The company plans to expand in emerging markets and hence it has increased its selling, general and administrative (SG&A) and research and development (R&D) spending. Selling, general and administrative expenses were higher at 31.1% of sales in the reported quarter compared with 30.3% of sales in the year-ago quarter.
SG&A expenses were partially offset by productivity gains. R&D expense increased to 5.3% of revenues versus 4.7% in the prior-year period.
Covidien is a leading global health care products company with a history of developing and manufacturing high-quality products in a cost-effective manner. The company boasts of a well-diversified product and technology portfolio. Covidien's larger Medical Device unit overlaps with the business of its competitors like Johnson & Johnson (JNJ), Becton Dickinson (BDX) and C.R. Bard (BCR).
Covidien is expanding its footprint in emerging markets, notably in Asia and Latin America, and boosting market share in core segments through investments in sales and marketing infrastructure. The company is on an acquisition spree and scooped up companies like BARRX, Newport Medical Instruments, superDimension, PolyTouch Medical in 2012 alone.
Recently, it completed its acquisition of Israel-based medical devices firm Oridion Systems Ltd. in late June 2012 to expand its foothold in emerging markets.
Mallinckrodt, the Pharmaceuticals business of Covidien teamed up with Horizon Pharma, Inc. (HZNP) to promote DUEXIS in the U.Sin the quarter.It also agreed to co-endorse a prescription medicine called the Sumavel DosePro for Zogenix Inc. (ZGNX) in the U.S. Management at Covidien believes that the co-promotion agreements represent a key opportunity for its pharmaceuticals business as Mallinckrodt prepares to spin-off next year, as announced in December 2011.
Moreover, Covidien continues to roll out new products and technologies, focusing on faster-growing products and markets and broadening its product range through acquisitions and strategic collaborations.In May, Covidienlaunched two products viz. the HALO90 ULTRA Ablation Catheter in the U.S. and Europe and the Endo GIA Radial Reload aided with Tri-Staple technology.
In June, the company introduced the Nellcor SpO2 in selected regions for treatment of respiratory ailments and also launched the world’s first knotless suturing device named V-Loc.
Covidien is also enhancing shareholder value through dividends and share repurchases, leveraging healthy free cash flows and strong earnings power. Moreover, the company is restructuring its three business units to boost cost structure. Cost savings from restructuring should help offset raw material price inflation and improve margins and profitability.
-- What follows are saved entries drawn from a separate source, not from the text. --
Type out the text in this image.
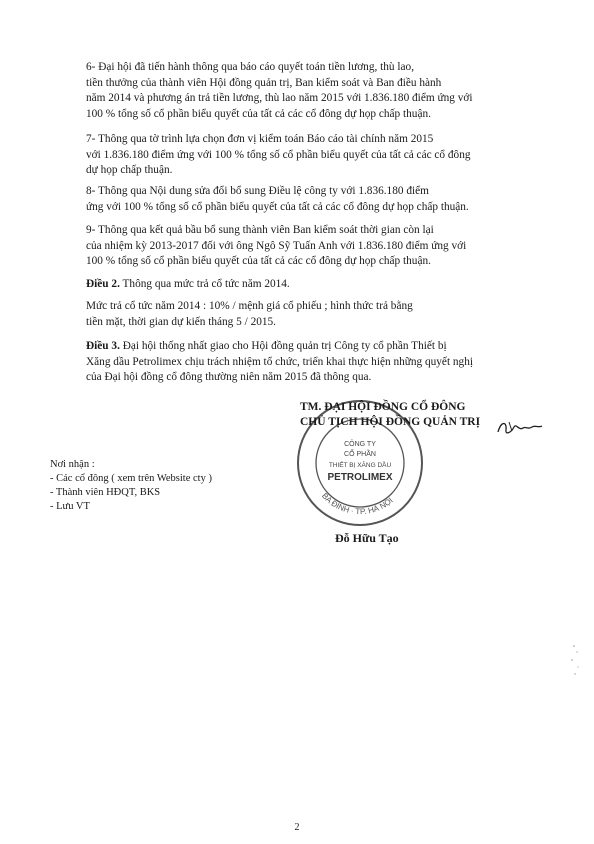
6- Đại hội đã tiến hành thông qua báo cáo quyết toán tiền lương, thù lao,
tiền thưởng của thành viên Hội đồng quản trị, Ban kiểm soát và Ban điều hành
năm 2014 và phương án trả tiền lương, thù lao năm 2015 với 1.836.180 điểm ứng với
100 % tổng số cổ phần biểu quyết của tất cả các cổ đông dự họp chấp thuận.

7- Thông qua tờ trình lựa chọn đơn vị kiểm toán Báo cáo tài chính năm 2015
với 1.836.180 điểm ứng với 100 % tổng số cổ phần biểu quyết của tất cả các cổ đông
dự họp chấp thuận.

8- Thông qua Nội dung sửa đổi bổ sung Điều lệ công ty với 1.836.180 điểm
ứng với 100 % tổng số cổ phần biểu quyết của tất cả các cổ đông dự họp chấp thuận.

9- Thông qua kết quả bầu bổ sung thành viên Ban kiểm soát thời gian còn lại
của nhiệm kỳ 2013-2017 đối với ông Ngô Sỹ Tuấn Anh với 1.836.180 điểm ứng với
100 % tổng số cổ phần biểu quyết của tất cả các cổ đông dự họp chấp thuận.

Điều 2. Thông qua mức trả cổ tức năm 2014.

Mức trả cổ tức năm 2014 : 10% / mệnh giá cổ phiếu ; hình thức trả bằng
tiền mặt, thời gian dự kiến tháng 5 / 2015.

Điều 3. Đại hội thống nhất giao cho Hội đồng quản trị Công ty cổ phần Thiết bị
Xăng dầu Petrolimex chịu trách nhiệm tổ chức, triển khai thực hiện những quyết nghị
của Đại hội đồng cổ đông thường niên năm 2015 đã thông qua.

BA ĐÌNH · TP. HÀ NỘI
CÔNG TY
CỔ PHẦN
THIẾT BỊ XĂNG DẦU
PETROLIMEX
TM. ĐẠI HỘI ĐỒNG CỔ ĐÔNG
CHỦ TỊCH HỘI ĐỒNG QUẢN TRỊ
Nơi nhận :
- Các cổ đông ( xem trên Website cty )
- Thành viên HĐQT, BKS
- Lưu VT
Đỗ Hữu Tạo
2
Covidien is well placed to achieve its long-term revenue and earnings growth targets based on its attractive fundamentals, effective execution, new product cycle, synergies of acquisitions and expansion into emerging markets. Moreover, its share buyback initiative is accretive to earnings.
However, sustained pricing/procedure volume pressure, fluctuating foreign exchange rates, a sluggish U.S. and European economy represents major headwinds. Our Neutral recommendation on the stock carries a short-term Zacks #4 Rank (Sell).